Dubai’s cloud kitchen business is getting too crowded as the number of kitchens has increased in the city. The solution to this problem: consistently maintaining the quality of the service and food that you deliver. Substandard products and service is simply not an option when you are competing with 400 other brands from 80 different locations in the country, most of which are based in Dubai. Sustaining such stiff competition can no doubt be challenging, however, maintaining the quality of product and service is a must.
Furthermore, another solution to this problem is to explore new services. For example, some cloud kitchens are expanding to newer categories like delivering groceries and other products. This can create a whole new market for cloud kitchens and allow them to bypass fierce competition amid the pandemic.
4. Lack Of Technology
The rising number of orders has created a heavy demand for automation in the cloud kitchen industry in Dubai. However, the restaurant sector of Dubai is not quite there yet in terms of technology. People are reluctant to invest in technology and prefer to stick to traditional methods of managing a restaurant unaware of the many perks that it has to offer.

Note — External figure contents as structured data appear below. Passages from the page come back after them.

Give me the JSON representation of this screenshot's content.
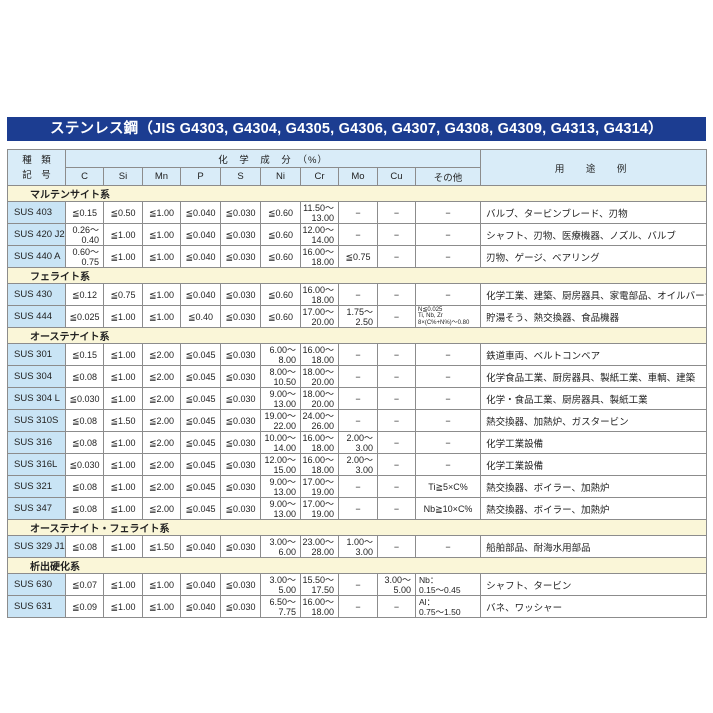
{
  "title": "ステンレス鋼（JIS G4303, G4304, G4305, G4306, G4307, G4308, G4309, G4313, G4314）",
  "colors": {
    "title_bar_bg": "#1c3d91",
    "title_bar_text": "#ffffff",
    "header_bg": "#d9ecf8",
    "section_bg": "#faf6d8",
    "code_cell_bg": "#c9e4f5",
    "border": "#8c8c8c"
  },
  "table": {
    "header": {
      "kind_line1": "種　類",
      "kind_line2": "記　号",
      "composition": "化　学　成　分　（%）",
      "usage": "用　途　例",
      "elements": [
        "C",
        "Si",
        "Mn",
        "P",
        "S",
        "Ni",
        "Cr",
        "Mo",
        "Cu",
        "その他"
      ]
    },
    "sections": [
      {
        "name": "マルテンサイト系",
        "rows": [
          {
            "code": "SUS 403",
            "values": [
              "≦0.15",
              "≦0.50",
              "≦1.00",
              "≦0.040",
              "≦0.030",
              "≦0.60",
              "11.50～\n13.00",
              "−",
              "−",
              "−"
            ],
            "usage": "バルブ、タービンブレード、刃物"
          },
          {
            "code": "SUS 420 J2",
            "values": [
              "0.26～\n0.40",
              "≦1.00",
              "≦1.00",
              "≦0.040",
              "≦0.030",
              "≦0.60",
              "12.00～\n14.00",
              "−",
              "−",
              "−"
            ],
            "usage": "シャフト、刃物、医療機器、ノズル、バルブ"
          },
          {
            "code": "SUS 440 A",
            "values": [
              "0.60～\n0.75",
              "≦1.00",
              "≦1.00",
              "≦0.040",
              "≦0.030",
              "≦0.60",
              "16.00～\n18.00",
              "≦0.75",
              "−",
              "−"
            ],
            "usage": "刃物、ゲージ、ベアリング"
          }
        ]
      },
      {
        "name": "フェライト系",
        "rows": [
          {
            "code": "SUS 430",
            "values": [
              "≦0.12",
              "≦0.75",
              "≦1.00",
              "≦0.040",
              "≦0.030",
              "≦0.60",
              "16.00～\n18.00",
              "−",
              "−",
              "−"
            ],
            "usage": "化学工業、建築、厨房器具、家電部品、オイルバーナー部品"
          },
          {
            "code": "SUS 444",
            "values": [
              "≦0.025",
              "≦1.00",
              "≦1.00",
              "≦0.40",
              "≦0.030",
              "≦0.60",
              "17.00～\n20.00",
              "1.75～\n2.50",
              "−",
              "N≦0.025\nTi, Nb, Zr\n8×(C%+N%)～0.80"
            ],
            "usage": "貯湯そう、熱交換器、食品機器"
          }
        ]
      },
      {
        "name": "オーステナイト系",
        "rows": [
          {
            "code": "SUS 301",
            "values": [
              "≦0.15",
              "≦1.00",
              "≦2.00",
              "≦0.045",
              "≦0.030",
              "6.00～\n8.00",
              "16.00～\n18.00",
              "−",
              "−",
              "−"
            ],
            "usage": "鉄道車両、ベルトコンベア"
          },
          {
            "code": "SUS 304",
            "values": [
              "≦0.08",
              "≦1.00",
              "≦2.00",
              "≦0.045",
              "≦0.030",
              "8.00～\n10.50",
              "18.00～\n20.00",
              "−",
              "−",
              "−"
            ],
            "usage": "化学食品工業、厨房器具、製紙工業、車輌、建築"
          },
          {
            "code": "SUS 304 L",
            "values": [
              "≦0.030",
              "≦1.00",
              "≦2.00",
              "≦0.045",
              "≦0.030",
              "9.00～\n13.00",
              "18.00～\n20.00",
              "−",
              "−",
              "−"
            ],
            "usage": "化学・食品工業、厨房器具、製紙工業"
          },
          {
            "code": "SUS 310S",
            "values": [
              "≦0.08",
              "≦1.50",
              "≦2.00",
              "≦0.045",
              "≦0.030",
              "19.00～\n22.00",
              "24.00～\n26.00",
              "−",
              "−",
              "−"
            ],
            "usage": "熱交換器、加熱炉、ガスタービン"
          },
          {
            "code": "SUS 316",
            "values": [
              "≦0.08",
              "≦1.00",
              "≦2.00",
              "≦0.045",
              "≦0.030",
              "10.00～\n14.00",
              "16.00～\n18.00",
              "2.00～\n3.00",
              "−",
              "−"
            ],
            "usage": "化学工業設備"
          },
          {
            "code": "SUS 316L",
            "values": [
              "≦0.030",
              "≦1.00",
              "≦2.00",
              "≦0.045",
              "≦0.030",
              "12.00～\n15.00",
              "16.00～\n18.00",
              "2.00～\n3.00",
              "−",
              "−"
            ],
            "usage": "化学工業設備"
          },
          {
            "code": "SUS 321",
            "values": [
              "≦0.08",
              "≦1.00",
              "≦2.00",
              "≦0.045",
              "≦0.030",
              "9.00～\n13.00",
              "17.00～\n19.00",
              "−",
              "−",
              "Ti≧5×C%"
            ],
            "usage": "熱交換器、ボイラー、加熱炉"
          },
          {
            "code": "SUS 347",
            "values": [
              "≦0.08",
              "≦1.00",
              "≦2.00",
              "≦0.045",
              "≦0.030",
              "9.00～\n13.00",
              "17.00～\n19.00",
              "−",
              "−",
              "Nb≧10×C%"
            ],
            "usage": "熱交換器、ボイラー、加熱炉"
          }
        ]
      },
      {
        "name": "オーステナイト・フェライト系",
        "rows": [
          {
            "code": "SUS 329 J1",
            "values": [
              "≦0.08",
              "≦1.00",
              "≦1.50",
              "≦0.040",
              "≦0.030",
              "3.00～\n6.00",
              "23.00～\n28.00",
              "1.00～\n3.00",
              "−",
              "−"
            ],
            "usage": "船舶部品、耐海水用部品"
          }
        ]
      },
      {
        "name": "析出硬化系",
        "rows": [
          {
            "code": "SUS 630",
            "values": [
              "≦0.07",
              "≦1.00",
              "≦1.00",
              "≦0.040",
              "≦0.030",
              "3.00～\n5.00",
              "15.50～\n17.50",
              "−",
              "3.00～\n5.00",
              "Nb：\n0.15～0.45"
            ],
            "usage": "シャフト、タービン"
          },
          {
            "code": "SUS 631",
            "values": [
              "≦0.09",
              "≦1.00",
              "≦1.00",
              "≦0.040",
              "≦0.030",
              "6.50～\n7.75",
              "16.00～\n18.00",
              "−",
              "−",
              "Al：\n0.75～1.50"
            ],
            "usage": "バネ、ワッシャー"
          }
        ]
      }
    ]
  }
}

However, the application of technology is gradually expanding across the F&B industry. Cloud kitchen owners have just started embracing technology – a practice triggered due to the pandemic. From small tasks like ordering inventory, managing stock, ingredient tracking, etc., to billing and reconciliation, cloud kitchen businesses in Dubai are slowly becoming more tech-centric. For example, Kitopi, one of the largest cloud kitchens worldwide, based in Dubai, has now started leveraging artificial intelligence to ensure compliance with the new norms by the staff. The road is pretty much uphill from here.
Cloud kitchens are indeed the unicorn of the restaurant industry in Dubai. By adapting to the changing market landscape at an impressive speed, they have led the recovery of the F&B sector in the UAE. In doing so, they have proved that it is possible for the industry to survive and thrive during these challenging times.